Published online by Cambridge University Press: 31 August 2018
ONE OF THE EARLIEST REFERENCES to montage as a literary device can be found in E. Kurt Fischer's 1929 review of Alfred Döblin's Berlin Alexanderplatz:
Based on the principle of pictorial montage [Bildmontage], out of news reports, hit songs, Berlin idioms, contemporaneous in their lavish abundance, out of interspersed Bible verses, out of scientific propositions, out of statistical materials, he [Döblin] constructs the factual skeleton for the production of multiple associations and into this skeleton he presses the fate of Franz Biberkopf and his world.
Although recourse to “photomontage” also appears in contemporary reviews of Berlin Alexanderplatz, “montage” was the dominant term used to describe the stylistic peculiarities of the novel during this period and continues to be so. The concept of “literary montage,” in other words, arose through contemporary critics’ grappling with the novel long before the appearance of Theodor Adorno's and Peter Bürger's theories.

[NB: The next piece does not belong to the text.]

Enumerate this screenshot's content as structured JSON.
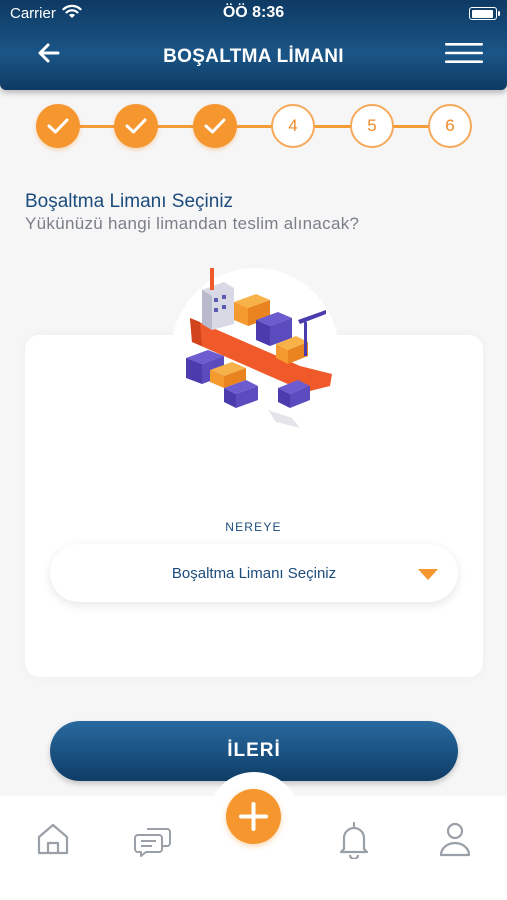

In his 1930 review Walter Benjamin (1972b), for instance, offered a detailed articulation of the concept in terms of perceptual disruption and readymade material. Many other critics, including E. Kurt Fischer cited above, implied the same view in their own reviews. By at least 1935 and the publication of Ernst Bloch's The Heritage of Our Times, however, the narrow definition of montage as a formal technique common to theater, film, visual arts, and literature was replaced by a broad understanding of montage as a model for construing developments in the late capitalist society at large, including those in the sphere of entertainment, philosophy, and art. It is no wonder, therefore, that scholarship on Berlin Alexanderplatz, starting with Fritz Martini's (1954) postwar revival of interest in the novel, followed the same route.